I have to admit I have been having a really hard time emotionally here lately! And 99% of it is because I have to see and put my baby girl through so much each and every day! I am TIRED and SICK of it!
Just a few weeks back I had a very scary experience! I went to check my sweet girl while she was sleeping and the meter said "LOW under 20mg"!!! I grabbed her up and jumped off her loft bed which for me is a feat because I am only 5' 2". At first she would not respond, but then I finally got her to open her eyes (she still wasn't coherent) and got some smarties in her. It took her a good while to realize what was going on and where she was, I gave her a snack, and then she was back to a good bedtime number! For those who don't know severe lows can be life threatening and so can severe highs which leads me to my next moment to share.....

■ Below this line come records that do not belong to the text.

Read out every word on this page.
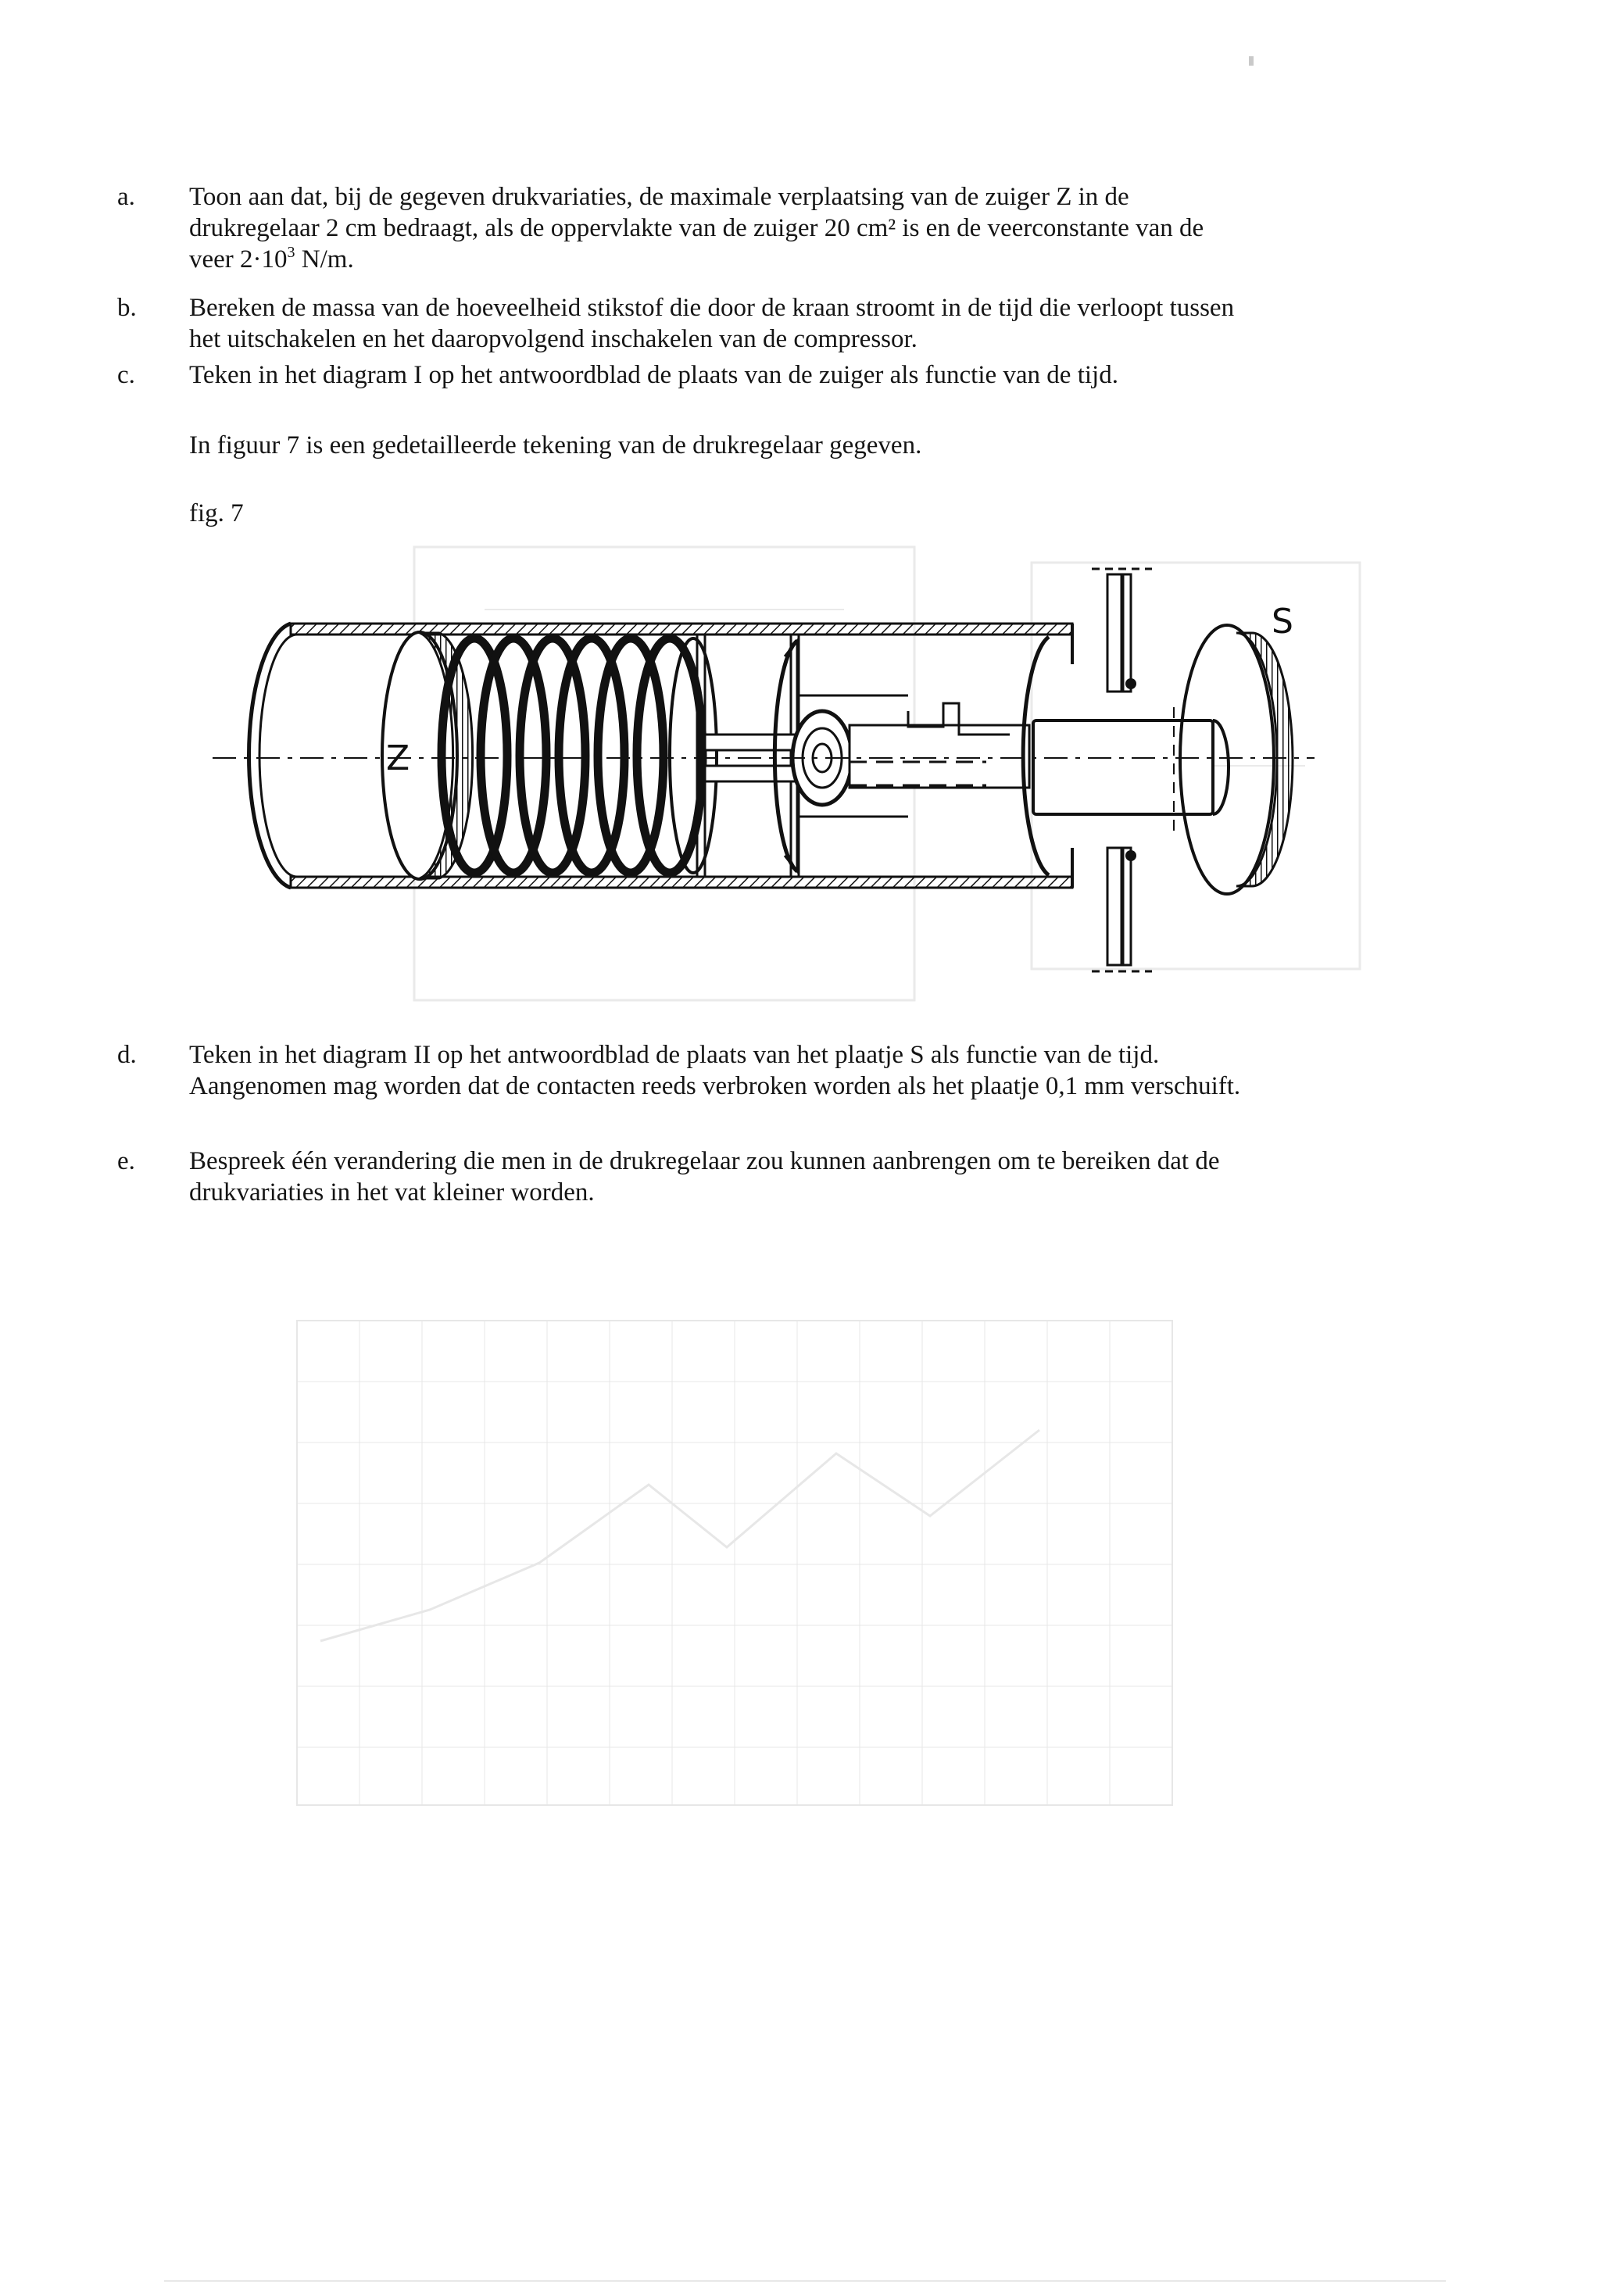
a.	Toon aan dat, bij de gegeven drukvariaties, de maximale verplaatsing van de zuiger Z in de
drukregelaar 2 cm bedraagt, als de oppervlakte van de zuiger 20 cm² is en de veerconstante van de
veer $2\cdot 10^3$ N/m.
b.	Bereken de massa van de hoeveelheid stikstof die door de kraan stroomt in de tijd die verloopt tussen
het uitschakelen en het daaropvolgend inschakelen van de compressor.
c.	Teken in het diagram I op het antwoordblad de plaats van de zuiger als functie van de tijd.
In figuur 7 is een gedetailleerde tekening van de drukregelaar gegeven.
fig. 7
Z
S
d.	Teken in het diagram II op het antwoordblad de plaats van het plaatje S als functie van de tijd.
Aangenomen mag worden dat de contacten reeds verbroken worden als het plaatje 0,1 mm verschuift.
e.	Bespreek één verandering die men in de drukregelaar zou kunnen aanbrengen om te bereiken dat de
drukvariaties in het vat kleiner worden.
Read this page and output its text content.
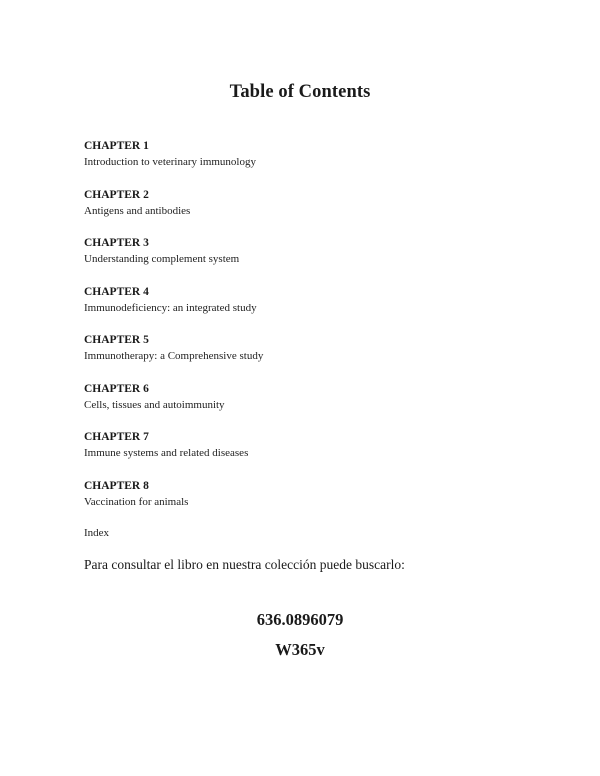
Table of Contents

CHAPTER 1

Introduction to veterinary immunology

CHAPTER 2

Antigens and antibodies

CHAPTER 3

Understanding complement system

CHAPTER 4

Immunodeficiency: an integrated study

CHAPTER 5

Immunotherapy: a Comprehensive study

CHAPTER 6

Cells, tissues and autoimmunity

CHAPTER 7

Immune systems and related diseases

CHAPTER 8

Vaccination for animals

Index
Para consultar el libro en nuestra colección puede buscarlo:
636.0896079
W365v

Tonight I check Nevaeh's blood sugar before she goes to bed and she is 414 (crazy high)!!! So I give her a correction but then realize as she tells me she has to pee again that she probably has ketones!!! So we head to the bathroom and I check for ketones......sure enough she has large amounts of ketones (which is not good at all). Ketones result when your sugars (glucose) is not being distributed properly within your cells via insulin then your body starts to use it's fat as an alternative fuel resulting in a toxic acid (known as ketones) to be released in your blood. When there are large amounts of ketones and the blood sugar stays high this is called DKA and is serious and can be life threatening. If caught quickly and taken care of by giving more insulin with a syringe and then changing the pump site you can avoid the dangers at the time. We also need to make sure she drinks tons of water when she has ketones to flush them out. If this is not caught within the first 3 hours most of the time you would need to head to the ER. So back to the story.....I check her blood sugar again after finding out she has ketones and she is already gone up to 444!!! So I then give her an injection and changer her site. Currently she is 313 so I think I have caught hers and corrected in time tonight!
These are just some of the things that go on daily on top of the normal finger pricks all day long and site changes every few days and on and on. I just HATE type 1 diabetes! I am tired of seeing her go through this! I'm tired of her being upset and crying about how she hates it! I'm tired of seeing her fingers sore with spots all over them! I'm tired of the sores the sites leave! I'm tired of the belly aches the highs bring! I'm tired of the emotions, the draining of energy, and the times she can't concentrate because of blood sugar highs and lows! I could go on......I'm tired of it ALL!!!
My heart aches, is tired, and heavy for my sweet girl!